Losing pesky wing Josh Reaves, meanwhile, will hurt the defense, though perhaps not as much as his lockdown reputation suggested—PSU's defensive numbers were nearly identical with him on and off the court, per Hoop Lens.

The frontcourt of Stevens and Mike Watkins is excellent when Watkins is on, which has only been for some of an up-and-down three years in which he's publicly and bravely dealt with mental health problems. The backcourt gives me greater pause; point guard Jamari Wheeler was mostly a spectator last year, sophomore swingman Myreon Jones had a disastrous debut season, and the transfers they're using to plug holes are either inexperienced (redshirt sophomore wing Izaiah Brockington from St. Bonaventure) or searching for success (wing Curtis Jones, who's bounced from Indiana to Oklahoma State to PSU).

Maybe with a different coach I'd be more of a believer, but I thought Chambers had a more talented team two years ago, and the best he could do was win an NIT title. He'd be under more pressure if Penn State cared much about hoops.

9. Iowa

Coach: Fran McCaffrey (tenth year)
2018-19 record: 23-12 (10-10), 1-1 vs. Michigan
Key returners: PG Jordan Bohannon (inj.), G Joe Wieskamp, C Luka Garza
Key departures: G Isaiah Moss, F Tyler Cook, F Nicholas Baer
Top newcomer: F Patrick McCaffrey

The Hawkeyes squeaked into the tourney last year as a ten-seed that, as we've come to expect from Fran McCaffrey squads, relied on an excellent offense (#15 on KenPom) to cover for an abominable defense (#111, worst in the B1G).

It should be more of the same this year, but worse. The status of point guard Jordan Bohannon, whose off-the-dribble outside shooting is critical to the offense's success, is very much in doubt after he underwent hip surgery in May. While he'll try to give it a go this season, quite possibly starting with their exhibition game on Monday, he has a redshirt available. The situation feels reminiscent of Spike Albrecht's final year at Michigan, when following hip surgery he looked like a shell of himself for the first eight games before shutting it down and maintaining his final season of eligibility. Valparaiso transfer Bakari Evelyn has some similarities to Bohannon's game but was less efficient at a lower level; the other options at point guard are freshmen of some variety.

Meanwhile, burly forward Tyler Cook left for the NBA and guard Isaiah Moss transferred to Kansas, taking with them much-needed size, versatility, and athleticism from a team that already struggles to stop opponents from scoring. Junior center Luka Garza is a skilled scorer who gives almost all of it back on the other end. None of the other bigs project as defensive stoppers, either.
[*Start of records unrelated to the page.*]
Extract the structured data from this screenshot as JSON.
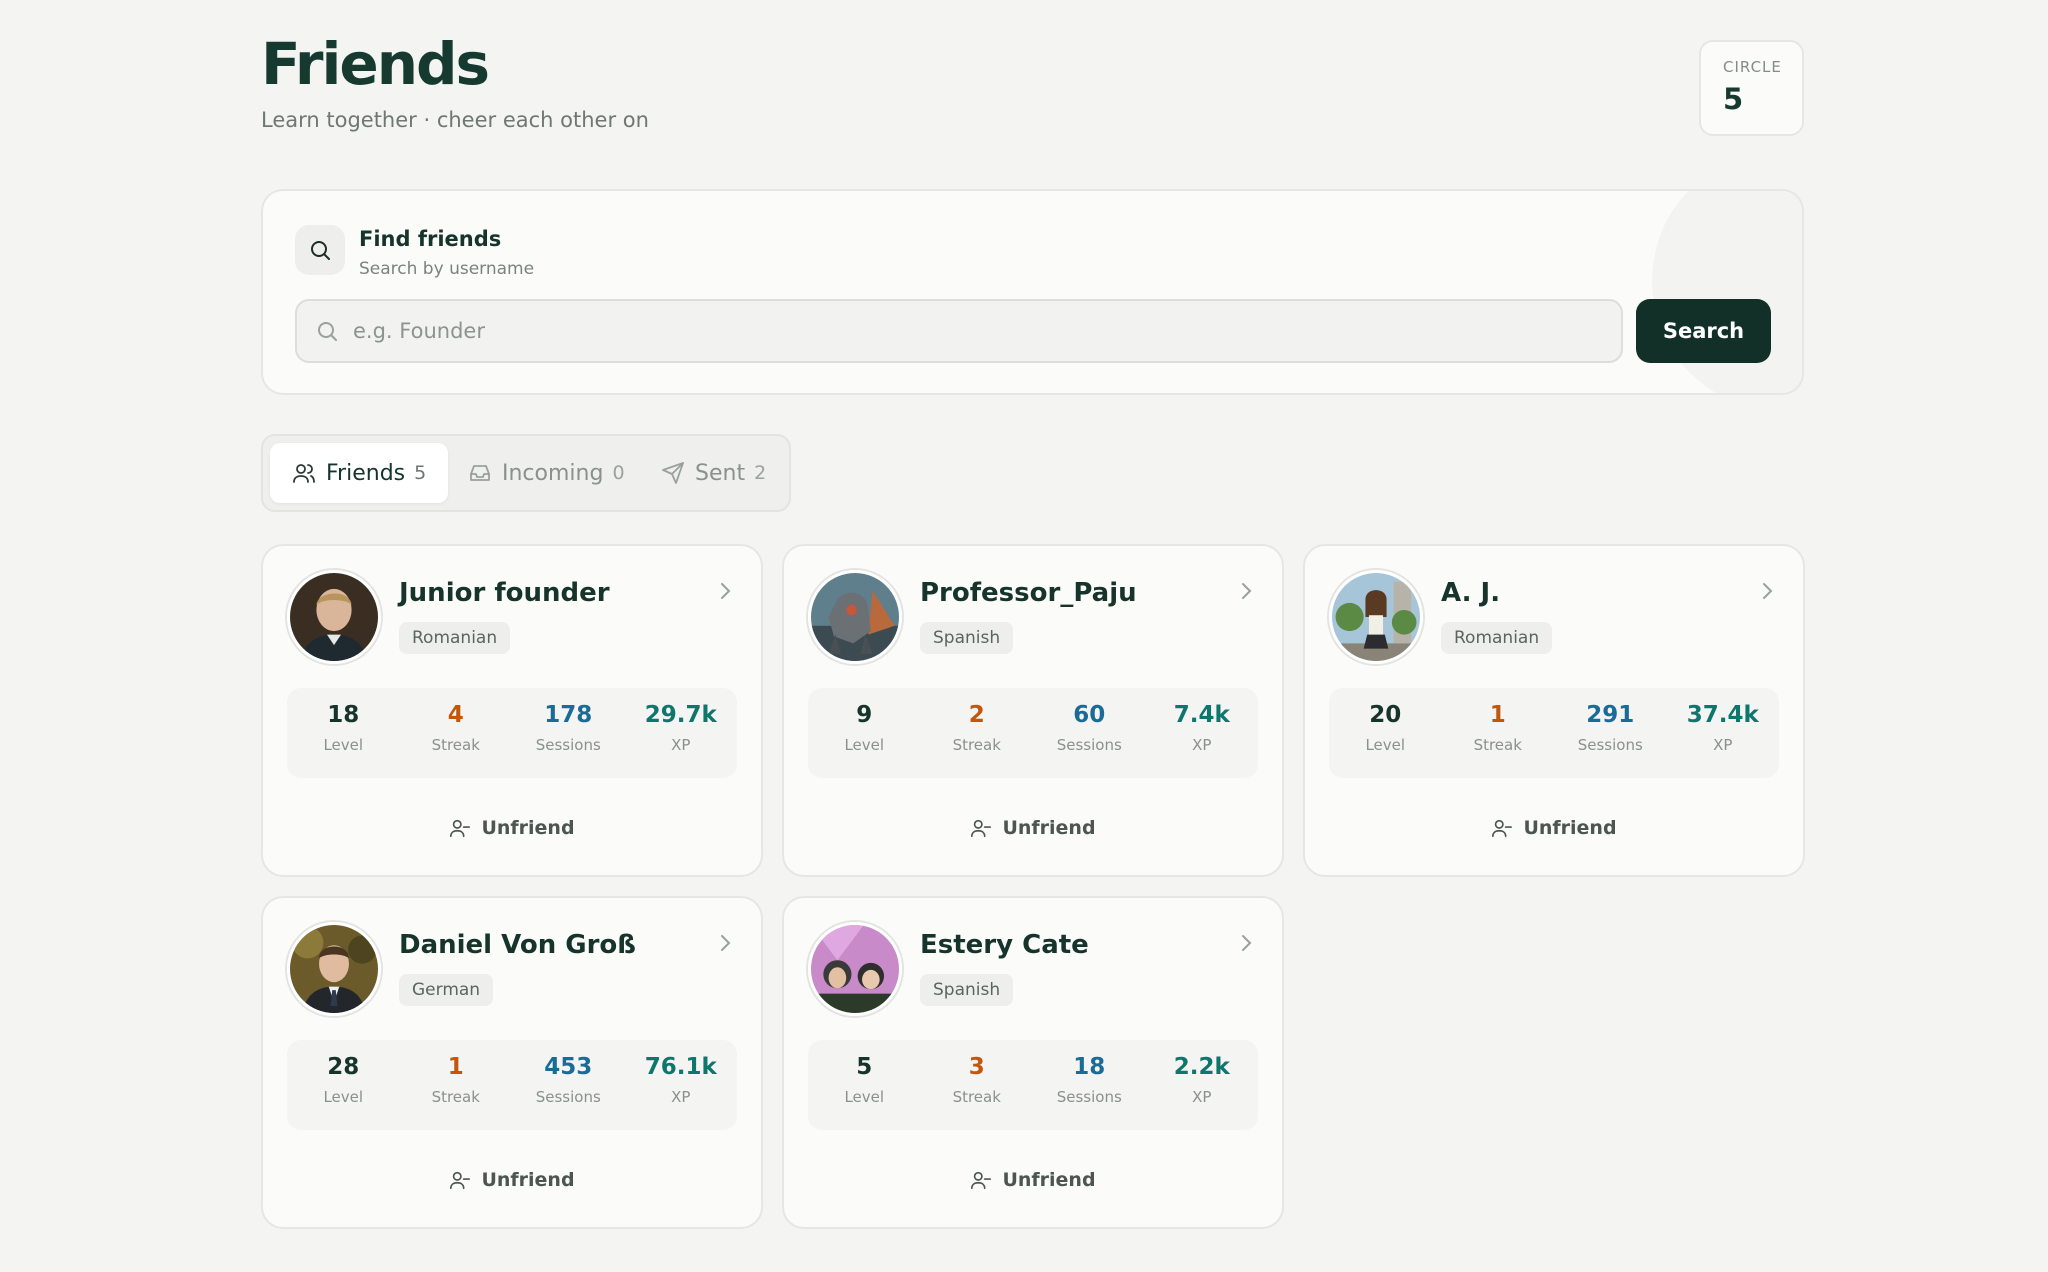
{
  "header": {
    "title": "Friends",
    "subtitle": "Learn together · cheer each other on",
    "circle_label": "CIRCLE",
    "circle_value": "5"
  },
  "search": {
    "title": "Find friends",
    "subtitle": "Search by username",
    "placeholder": "e.g. Founder",
    "button_label": "Search"
  },
  "tabs": [
    {
      "label": "Friends",
      "count": "5",
      "icon": "users-icon",
      "active": true
    },
    {
      "label": "Incoming",
      "count": "0",
      "icon": "inbox-icon",
      "active": false
    },
    {
      "label": "Sent",
      "count": "2",
      "icon": "send-icon",
      "active": false
    }
  ],
  "stat_labels": {
    "level": "Level",
    "streak": "Streak",
    "sessions": "Sessions",
    "xp": "XP"
  },
  "unfriend_label": "Unfriend",
  "colors": {
    "brand": "#123028",
    "streak": "#c2570c",
    "sessions": "#1a6b96",
    "xp": "#0f766e"
  },
  "friends": [
    {
      "name": "Junior founder",
      "language": "Romanian",
      "level": "18",
      "streak": "4",
      "sessions": "178",
      "xp": "29.7k"
    },
    {
      "name": "Professor_Paju",
      "language": "Spanish",
      "level": "9",
      "streak": "2",
      "sessions": "60",
      "xp": "7.4k"
    },
    {
      "name": "A. J.",
      "language": "Romanian",
      "level": "20",
      "streak": "1",
      "sessions": "291",
      "xp": "37.4k"
    },
    {
      "name": "Daniel Von Groß",
      "language": "German",
      "level": "28",
      "streak": "1",
      "sessions": "453",
      "xp": "76.1k"
    },
    {
      "name": "Estery Cate",
      "language": "Spanish",
      "level": "5",
      "streak": "3",
      "sessions": "18",
      "xp": "2.2k"
    }
  ]
}
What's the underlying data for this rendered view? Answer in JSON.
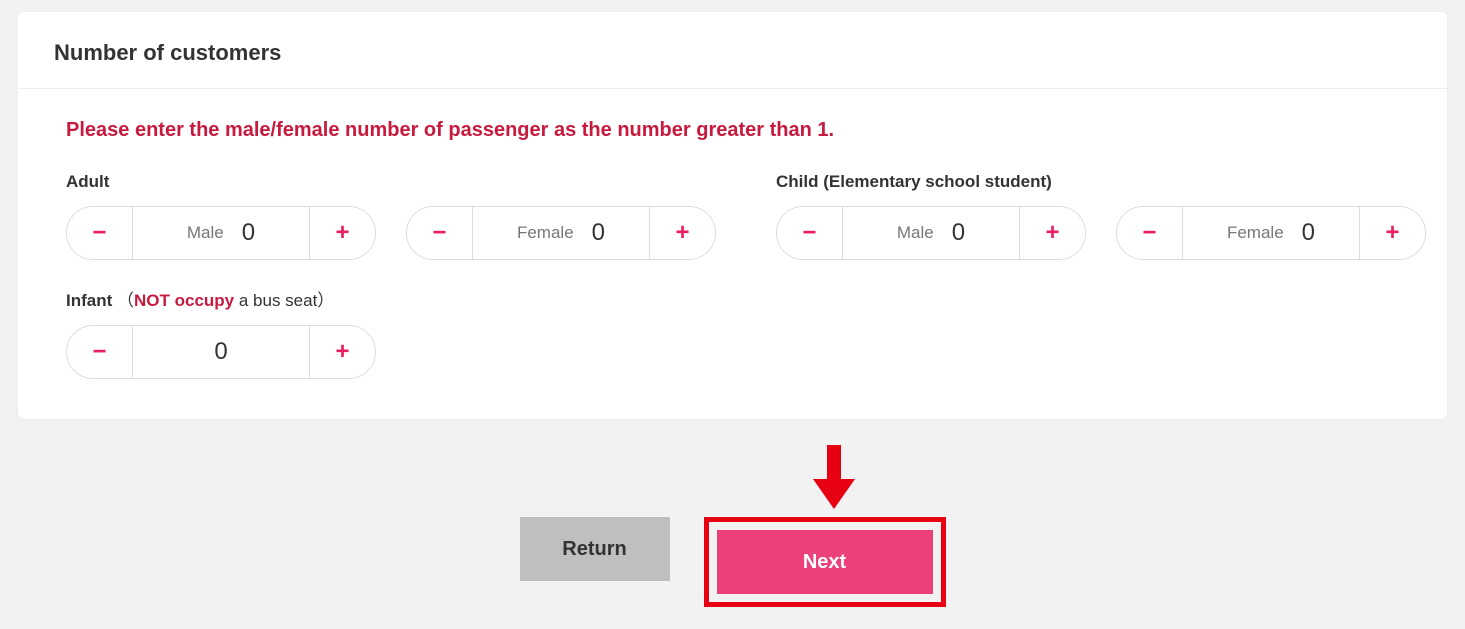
{
  "header": {
    "title": "Number of customers"
  },
  "error": "Please enter the male/female number of passenger as the number greater than 1.",
  "adult": {
    "label": "Adult",
    "male": {
      "label": "Male",
      "value": "0"
    },
    "female": {
      "label": "Female",
      "value": "0"
    }
  },
  "child": {
    "label": "Child (Elementary school student)",
    "male": {
      "label": "Male",
      "value": "0"
    },
    "female": {
      "label": "Female",
      "value": "0"
    }
  },
  "infant": {
    "label_prefix": "Infant",
    "paren_open": "（",
    "highlight": "NOT occupy",
    "label_suffix": " a bus seat）",
    "value": "0"
  },
  "actions": {
    "return_label": "Return",
    "next_label": "Next"
  },
  "icons": {
    "minus": "−",
    "plus": "+"
  }
}
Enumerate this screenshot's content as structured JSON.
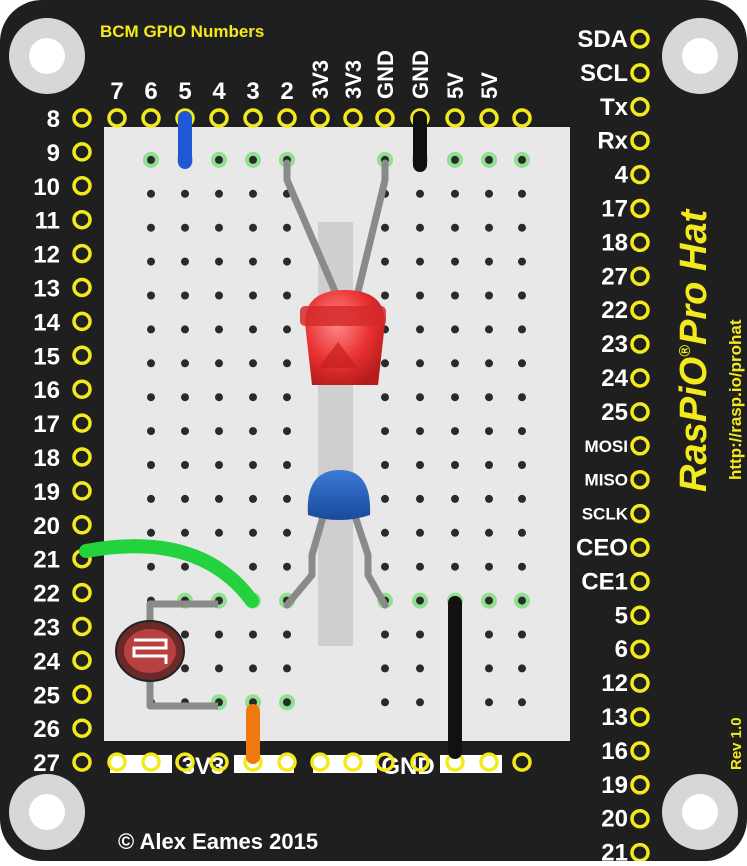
{
  "header": {
    "title": "BCM GPIO Numbers"
  },
  "top_labels": [
    "7",
    "6",
    "5",
    "4",
    "3",
    "2",
    "3V3",
    "3V3",
    "GND",
    "GND",
    "5V",
    "5V"
  ],
  "left_labels": [
    "8",
    "9",
    "10",
    "11",
    "12",
    "13",
    "14",
    "15",
    "16",
    "17",
    "18",
    "19",
    "20",
    "21",
    "22",
    "23",
    "24",
    "25",
    "26",
    "27"
  ],
  "right_labels": [
    "SDA",
    "SCL",
    "Tx",
    "Rx",
    "4",
    "17",
    "18",
    "27",
    "22",
    "23",
    "24",
    "25",
    "MOSI",
    "MISO",
    "SCLK",
    "CEO",
    "CE1",
    "5",
    "6",
    "12",
    "13",
    "16",
    "19",
    "20",
    "21"
  ],
  "bottom_rail_labels": {
    "left": "3V3",
    "right": "GND"
  },
  "brand": {
    "name": "RasPiO",
    "registered": "®",
    "product": "Pro Hat",
    "url": "http://rasp.io/prohat",
    "revision": "Rev 1.0"
  },
  "footer": {
    "copyright": "© Alex Eames 2015"
  },
  "colors": {
    "board": "#1f1f1f",
    "pin_ring": "#f2ea1c",
    "label_text": "#ffffff",
    "title_text": "#f2ea1c",
    "breadboard": "#e8e8e8",
    "hole_highlight": "#8fe08f",
    "wire_blue": "#1f57d6",
    "wire_black": "#111111",
    "wire_green": "#23d23c",
    "wire_orange": "#f07a10",
    "led_red": "#e83030",
    "capacitor_blue": "#2060b8"
  },
  "components": [
    "led-red",
    "ceramic-capacitor",
    "photoresistor"
  ]
}
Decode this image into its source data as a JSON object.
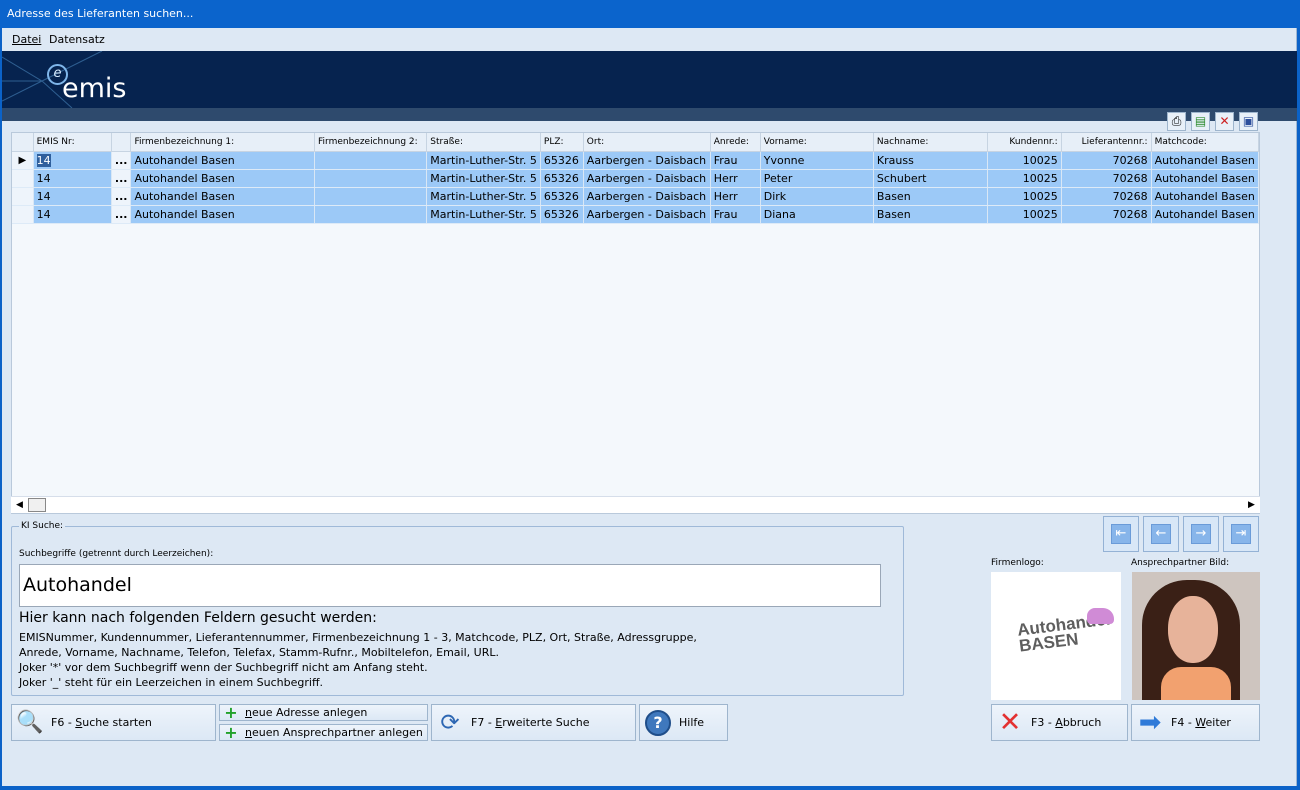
{
  "window": {
    "title": "Adresse des Lieferanten suchen..."
  },
  "menu": {
    "items": [
      "Datei",
      "Datensatz"
    ]
  },
  "brand": {
    "logo_text": "emis",
    "logo_mark": "e"
  },
  "grid": {
    "columns": [
      "EMIS Nr:",
      "",
      "Firmenbezeichnung 1:",
      "Firmenbezeichnung 2:",
      "Straße:",
      "PLZ:",
      "Ort:",
      "Anrede:",
      "Vorname:",
      "Nachname:",
      "Kundennr.:",
      "Lieferantennr.:",
      "Matchcode:"
    ],
    "rows": [
      {
        "emis": "14",
        "firma1": "Autohandel Basen",
        "firma2": "",
        "strasse": "Martin-Luther-Str. 5",
        "plz": "65326",
        "ort": "Aarbergen - Daisbach",
        "anrede": "Frau",
        "vorname": "Yvonne",
        "nachname": "Krauss",
        "kundennr": "10025",
        "lieferantennr": "70268",
        "matchcode": "Autohandel Basen"
      },
      {
        "emis": "14",
        "firma1": "Autohandel Basen",
        "firma2": "",
        "strasse": "Martin-Luther-Str. 5",
        "plz": "65326",
        "ort": "Aarbergen - Daisbach",
        "anrede": "Herr",
        "vorname": "Peter",
        "nachname": "Schubert",
        "kundennr": "10025",
        "lieferantennr": "70268",
        "matchcode": "Autohandel Basen"
      },
      {
        "emis": "14",
        "firma1": "Autohandel Basen",
        "firma2": "",
        "strasse": "Martin-Luther-Str. 5",
        "plz": "65326",
        "ort": "Aarbergen - Daisbach",
        "anrede": "Herr",
        "vorname": "Dirk",
        "nachname": "Basen",
        "kundennr": "10025",
        "lieferantennr": "70268",
        "matchcode": "Autohandel Basen"
      },
      {
        "emis": "14",
        "firma1": "Autohandel Basen",
        "firma2": "",
        "strasse": "Martin-Luther-Str. 5",
        "plz": "65326",
        "ort": "Aarbergen - Daisbach",
        "anrede": "Frau",
        "vorname": "Diana",
        "nachname": "Basen",
        "kundennr": "10025",
        "lieferantennr": "70268",
        "matchcode": "Autohandel Basen"
      }
    ],
    "row_action": "..."
  },
  "search": {
    "group_title": "KI Suche:",
    "field_label": "Suchbegriffe (getrennt durch Leerzeichen):",
    "value": "Autohandel",
    "info_title": "Hier kann nach folgenden Feldern gesucht werden:",
    "info_lines": [
      "EMISNummer, Kundennummer, Lieferantennummer, Firmenbezeichnung 1 - 3, Matchcode, PLZ, Ort, Straße, Adressgruppe,",
      "Anrede, Vorname, Nachname, Telefon, Telefax, Stamm-Rufnr., Mobiltelefon, Email, URL.",
      "Joker '*' vor dem Suchbegriff wenn der Suchbegriff nicht am Anfang steht.",
      "Joker '_' steht für ein Leerzeichen in einem Suchbegriff."
    ]
  },
  "buttons": {
    "search_pre": "F6 - ",
    "search_key": "S",
    "search_post": "uche starten",
    "new_address_key": "n",
    "new_address_post": "eue Adresse anlegen",
    "new_contact_key": "n",
    "new_contact_post": "euen Ansprechpartner anlegen",
    "ext_pre": "F7 - ",
    "ext_key": "E",
    "ext_post": "rweiterte Suche",
    "help": "Hilfe",
    "cancel_pre": "F3 - ",
    "cancel_key": "A",
    "cancel_post": "bbruch",
    "next_pre": "F4 - ",
    "next_key": "W",
    "next_post": "eiter"
  },
  "images": {
    "company_logo_label": "Firmenlogo:",
    "contact_photo_label": "Ansprechpartner Bild:",
    "company_logo_line1": "Autohandel",
    "company_logo_line2": "BASEN"
  }
}
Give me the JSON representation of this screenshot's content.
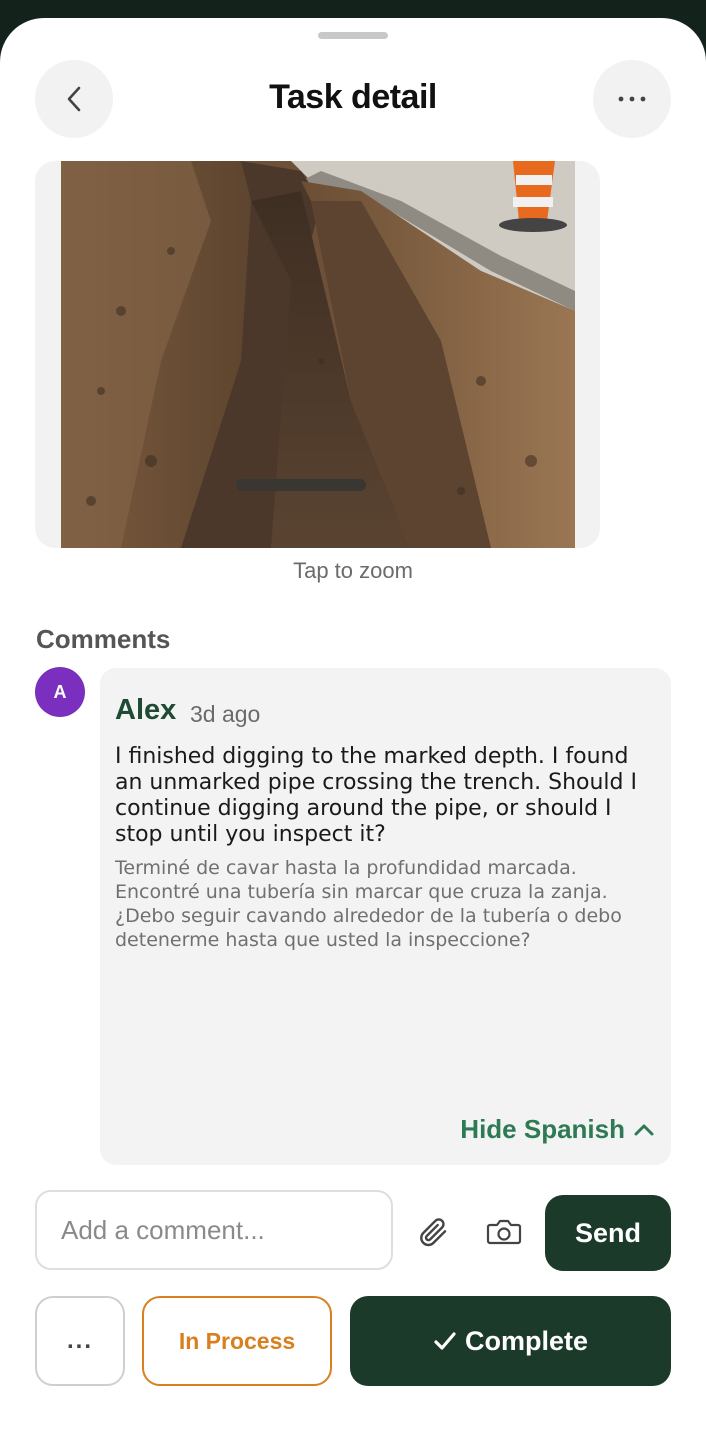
{
  "header": {
    "title": "Task detail",
    "back_icon": "chevron-left-icon",
    "more_icon": "more-horizontal-icon"
  },
  "photo": {
    "description_icon": "trench-photo",
    "zoom_hint": "Tap to zoom"
  },
  "comments": {
    "heading": "Comments",
    "items": [
      {
        "avatar_initial": "A",
        "avatar_color": "#7b2fbf",
        "author": "Alex",
        "time": "3d ago",
        "text_en": "I finished digging to the marked depth. I found an unmarked pipe crossing the trench. Should I continue digging around the pipe, or should I stop until you inspect it?",
        "text_es": "Terminé de cavar hasta la profundidad marcada. Encontré una tubería sin marcar que cruza la zanja. ¿Debo seguir cavando alrededor de la tubería o debo detenerme hasta que usted la inspeccione?",
        "toggle_label": "Hide Spanish"
      }
    ]
  },
  "composer": {
    "placeholder": "Add a comment...",
    "value": "",
    "send_label": "Send",
    "attach_icon": "paperclip-icon",
    "camera_icon": "camera-icon"
  },
  "actions": {
    "more_label": "...",
    "in_process_label": "In Process",
    "complete_label": "Complete",
    "complete_icon": "checkmark-icon"
  },
  "colors": {
    "primary_dark_green": "#1c3a2a",
    "accent_green": "#2e7a55",
    "author_green": "#1f4a33",
    "in_process_orange": "#d9801e"
  }
}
There's plenty of talent on the wings, headlined by sophomore Joe Wieskamp, who looks like a potential star after posting 56/42/77 (2P%/3P%/FT%) shooting splits. 6'5" sophomore Connor McCaffrey, Fran's kid, has the versatility to help out at point guard, though he had the usual freshman issues as a distributor and was a bad defender even by Iowa standards. Another McCaffrey, Patrick, is a 6'9" four-star freshman. That's a lot of youth, though, and young guys tend to struggle on defense even when not in a program that's ranked 123rd, 242nd(!), and 111th on that end over the last three years.

Even if Iowa finds a way to replicate last year's offense while Bohannon is, at best, playing at less than 100%, I have a hard time seeing a way their inability to slow opponents doesn't keep them from the tourney. They should be fun to watch, though—they're going to turn up the tempo and try to out-gun teams.